B/R Offers exciting outlook for Grizzlies 2024-25 championship aspirations
By Mark Nilon
The Memphis Grizzlies are heading into the 2024-25 season with redemption on their mind.
After rattling off two consecutive second-seed, 50-plus win seasons and seeing three-straight playoff excursions, coach Taylor Jenkins' ball club ran into an injury-plagued, suspension-riddled wall of a 2023-24 campaign that saw them end up with the seventh-worst record in the league.
With this 82-game nightmare well in the rearview, the main mission for Memphis moving forward is all about reestablishing themselves as a legitimate threat in the highly competitive Western Conference.
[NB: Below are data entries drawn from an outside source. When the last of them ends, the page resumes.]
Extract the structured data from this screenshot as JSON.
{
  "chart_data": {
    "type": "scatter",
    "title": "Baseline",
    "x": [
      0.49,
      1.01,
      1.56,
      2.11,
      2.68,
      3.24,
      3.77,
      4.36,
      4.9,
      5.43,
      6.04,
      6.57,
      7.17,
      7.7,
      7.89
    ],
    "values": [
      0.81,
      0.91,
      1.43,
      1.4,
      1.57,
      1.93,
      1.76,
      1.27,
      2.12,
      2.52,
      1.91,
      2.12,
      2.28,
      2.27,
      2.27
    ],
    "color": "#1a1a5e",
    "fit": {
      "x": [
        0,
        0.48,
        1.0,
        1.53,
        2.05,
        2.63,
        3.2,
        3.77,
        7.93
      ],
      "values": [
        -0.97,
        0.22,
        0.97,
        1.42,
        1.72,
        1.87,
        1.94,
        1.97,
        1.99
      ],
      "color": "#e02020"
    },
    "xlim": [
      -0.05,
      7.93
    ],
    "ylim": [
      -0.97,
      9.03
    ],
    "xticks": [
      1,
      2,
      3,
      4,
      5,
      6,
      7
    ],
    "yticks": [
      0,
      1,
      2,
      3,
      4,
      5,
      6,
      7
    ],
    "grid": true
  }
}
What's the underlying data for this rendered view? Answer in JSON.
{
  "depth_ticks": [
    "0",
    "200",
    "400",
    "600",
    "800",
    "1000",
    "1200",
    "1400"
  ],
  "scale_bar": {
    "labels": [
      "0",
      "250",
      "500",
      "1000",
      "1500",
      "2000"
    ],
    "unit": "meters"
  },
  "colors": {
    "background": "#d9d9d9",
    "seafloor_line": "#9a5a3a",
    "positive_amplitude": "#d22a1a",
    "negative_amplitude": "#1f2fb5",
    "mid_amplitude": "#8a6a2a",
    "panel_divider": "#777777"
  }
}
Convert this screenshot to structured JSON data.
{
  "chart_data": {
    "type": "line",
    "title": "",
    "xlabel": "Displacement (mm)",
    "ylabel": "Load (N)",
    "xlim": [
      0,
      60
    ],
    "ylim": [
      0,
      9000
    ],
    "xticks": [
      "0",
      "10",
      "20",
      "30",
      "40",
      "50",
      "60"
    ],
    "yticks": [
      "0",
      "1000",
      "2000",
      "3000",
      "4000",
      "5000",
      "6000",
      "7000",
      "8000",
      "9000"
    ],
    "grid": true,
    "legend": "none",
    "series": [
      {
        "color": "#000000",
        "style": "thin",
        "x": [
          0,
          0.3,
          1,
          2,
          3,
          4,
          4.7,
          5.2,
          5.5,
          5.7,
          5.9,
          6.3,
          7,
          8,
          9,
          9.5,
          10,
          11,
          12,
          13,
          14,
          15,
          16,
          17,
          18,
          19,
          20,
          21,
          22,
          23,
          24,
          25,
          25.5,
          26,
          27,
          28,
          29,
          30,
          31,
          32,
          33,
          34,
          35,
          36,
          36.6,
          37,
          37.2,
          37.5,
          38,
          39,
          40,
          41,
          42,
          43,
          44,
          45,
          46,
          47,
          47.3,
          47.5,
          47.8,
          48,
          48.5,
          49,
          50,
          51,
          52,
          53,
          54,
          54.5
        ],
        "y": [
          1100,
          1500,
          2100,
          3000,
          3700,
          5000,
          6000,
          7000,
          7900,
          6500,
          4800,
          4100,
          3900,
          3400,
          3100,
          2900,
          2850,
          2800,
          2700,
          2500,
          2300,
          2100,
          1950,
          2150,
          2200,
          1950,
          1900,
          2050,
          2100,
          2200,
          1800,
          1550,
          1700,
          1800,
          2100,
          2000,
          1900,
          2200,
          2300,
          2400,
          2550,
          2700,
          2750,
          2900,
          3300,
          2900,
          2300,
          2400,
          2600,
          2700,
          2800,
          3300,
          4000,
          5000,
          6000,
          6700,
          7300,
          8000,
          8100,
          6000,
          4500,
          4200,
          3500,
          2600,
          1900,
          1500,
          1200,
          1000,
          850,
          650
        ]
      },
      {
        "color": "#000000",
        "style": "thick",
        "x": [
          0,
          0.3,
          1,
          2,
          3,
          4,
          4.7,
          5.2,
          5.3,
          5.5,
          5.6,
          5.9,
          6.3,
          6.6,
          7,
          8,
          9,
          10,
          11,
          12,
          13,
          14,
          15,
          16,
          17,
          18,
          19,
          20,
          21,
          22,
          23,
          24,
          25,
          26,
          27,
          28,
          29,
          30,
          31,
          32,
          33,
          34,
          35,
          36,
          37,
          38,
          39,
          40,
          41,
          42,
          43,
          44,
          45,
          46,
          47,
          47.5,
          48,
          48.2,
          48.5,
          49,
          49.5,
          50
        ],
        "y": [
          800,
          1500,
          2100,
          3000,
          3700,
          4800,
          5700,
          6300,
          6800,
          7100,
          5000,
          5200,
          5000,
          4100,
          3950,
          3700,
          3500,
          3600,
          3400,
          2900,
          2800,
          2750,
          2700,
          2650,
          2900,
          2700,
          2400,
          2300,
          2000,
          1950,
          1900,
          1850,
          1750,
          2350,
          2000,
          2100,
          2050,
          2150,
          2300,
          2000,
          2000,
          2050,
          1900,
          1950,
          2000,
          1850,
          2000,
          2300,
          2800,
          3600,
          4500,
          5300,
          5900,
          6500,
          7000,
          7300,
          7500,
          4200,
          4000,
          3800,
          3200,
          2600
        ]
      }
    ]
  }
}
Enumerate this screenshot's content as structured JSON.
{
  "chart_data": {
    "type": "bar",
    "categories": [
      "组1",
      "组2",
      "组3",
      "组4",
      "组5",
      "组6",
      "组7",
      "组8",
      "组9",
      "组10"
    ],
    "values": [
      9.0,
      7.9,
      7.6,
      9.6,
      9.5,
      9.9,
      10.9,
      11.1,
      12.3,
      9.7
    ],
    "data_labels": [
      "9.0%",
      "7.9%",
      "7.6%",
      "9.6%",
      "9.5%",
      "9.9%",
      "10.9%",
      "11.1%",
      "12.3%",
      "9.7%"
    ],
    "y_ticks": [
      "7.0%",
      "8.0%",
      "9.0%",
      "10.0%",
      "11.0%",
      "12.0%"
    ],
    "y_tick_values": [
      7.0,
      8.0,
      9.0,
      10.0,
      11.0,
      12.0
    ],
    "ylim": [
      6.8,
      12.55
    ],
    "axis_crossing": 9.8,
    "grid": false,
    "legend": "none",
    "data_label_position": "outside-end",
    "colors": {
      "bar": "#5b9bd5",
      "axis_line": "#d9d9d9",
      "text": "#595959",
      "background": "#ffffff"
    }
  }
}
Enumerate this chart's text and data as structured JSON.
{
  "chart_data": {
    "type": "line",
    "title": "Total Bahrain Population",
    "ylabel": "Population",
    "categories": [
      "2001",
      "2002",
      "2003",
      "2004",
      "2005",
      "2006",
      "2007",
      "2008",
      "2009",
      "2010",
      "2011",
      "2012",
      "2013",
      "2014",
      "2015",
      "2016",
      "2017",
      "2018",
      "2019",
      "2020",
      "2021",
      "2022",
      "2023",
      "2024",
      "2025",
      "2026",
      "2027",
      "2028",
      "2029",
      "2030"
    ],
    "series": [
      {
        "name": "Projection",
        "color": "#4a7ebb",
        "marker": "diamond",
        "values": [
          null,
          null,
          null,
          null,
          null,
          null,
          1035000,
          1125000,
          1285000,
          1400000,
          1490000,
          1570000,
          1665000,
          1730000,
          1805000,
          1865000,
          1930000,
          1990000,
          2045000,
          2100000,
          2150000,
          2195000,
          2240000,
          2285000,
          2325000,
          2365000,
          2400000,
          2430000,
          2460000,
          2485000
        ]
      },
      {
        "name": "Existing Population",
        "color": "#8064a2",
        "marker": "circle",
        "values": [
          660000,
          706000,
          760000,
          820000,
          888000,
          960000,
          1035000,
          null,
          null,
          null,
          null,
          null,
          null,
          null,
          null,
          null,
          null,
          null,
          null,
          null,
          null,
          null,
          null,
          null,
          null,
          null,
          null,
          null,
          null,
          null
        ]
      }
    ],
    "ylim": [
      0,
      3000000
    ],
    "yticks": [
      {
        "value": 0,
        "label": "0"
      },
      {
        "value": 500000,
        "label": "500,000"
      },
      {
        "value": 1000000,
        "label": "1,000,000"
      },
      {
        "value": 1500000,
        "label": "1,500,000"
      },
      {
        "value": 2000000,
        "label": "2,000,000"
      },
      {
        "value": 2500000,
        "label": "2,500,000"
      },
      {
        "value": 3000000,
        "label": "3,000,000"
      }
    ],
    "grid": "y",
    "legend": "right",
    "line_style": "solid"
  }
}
Based on recent rumblings and chatter among fans and pundits alike, it appears hope of the Grizzlies being thrust back into the upper echelon of the league's elites is very much alive, and, in a recent piece penned by Bleacher Report's Zach Buckley, merely claiming a top-eight spot and re-entering the playoff picture is just the start for this ball club.
Grizzlies have third-best odds of winning Finals among zero-title teams
As things currently stand, only 10 teams in the league have yet to win an NBA Championship.
Of course, there's a clear hierarchy among these historically hapless organizations when it comes to their chances of winning the illustrious Larry O'Brien Trophy at some point in the near future, with Buckley highlighting that they "can be found at all levels of the Association."
The Grizzlies, as most are likely already aware, are unfortunately a part of this winless index, though the odds of them pushing over the proverbial hump toward glory is better than the vast majority of the nine others involved, and the seasoned B/R writer has them boasting the third-highest level of potential to do so over the coming years.
To Buckley, their standing on this list feels "either a pinch ambitious or perhaps an undersell." With the bitter taste of their 27-win season still fresh in everyone's mouth, pegging them as a legitimate championship threat with one year of separation may seem a bit too overzealous.
That said, what must be remembered is the fact that their stark decline was primarily a result of lacking health, or, in other words, things out of their control.
Assuming they can stave off the injury bug and, in turn, get their core trio of Ja Morant, Jaren Jackson Jr., and Desmond Bane back together, it's all but certain that blindingly bright days will be ahead.
Let's not forget that they were the driving forces in accumulating a whopping 107 regular season wins from 2021-22 to 2022-23, clinching just the fourth semifinals berth in franchise history, and, as noted by Buckley, "had a comically high plus-12.7 net rating over 444 minutes in 2022-23."
On top of this, these three are finally slated to get a full year's run alongside the likes of ascending sophomore stud GG Jackson, behemoth lottery-selected center Zach Edey, and the win-now attributes that Marcus Smart has only proven capable of providing to a contender.
Though having the Grizzlies ranked third on Buckley's list could be argued as being "ambitious," who, when fully intact and healthy, would realistically usurp them?
The Orlando Magic (No. 4), who have made the playoffs just once since the 2020 Lake Buena Vista bubble and haven't advanced beyond the first round since 2010? The LA Clippers (No.7), who, yes still have Kawhi Leonard and James Harden in tow, but boasts a core that is always injured, on the wrong side of 30 years old, and just lost their second-best player in Paul George this summer?
Outside of the top-ranked Minnesota Timberwolves, there's an argument to be made that a full-go Grizzlies team is without question has the best chance of adding their first championship banner to the rafters than any other title-less organizations -- and yes, this includes the talented, albeit oddly constructed Phoenix Suns who rank second.
Hopefully, the team will bounce back in a big way this coming year and remind the rest of the league that before the OKC Thunder took over the moniker of the most promising young team in the NBA, the Grizzlies were the ones seen in such a light.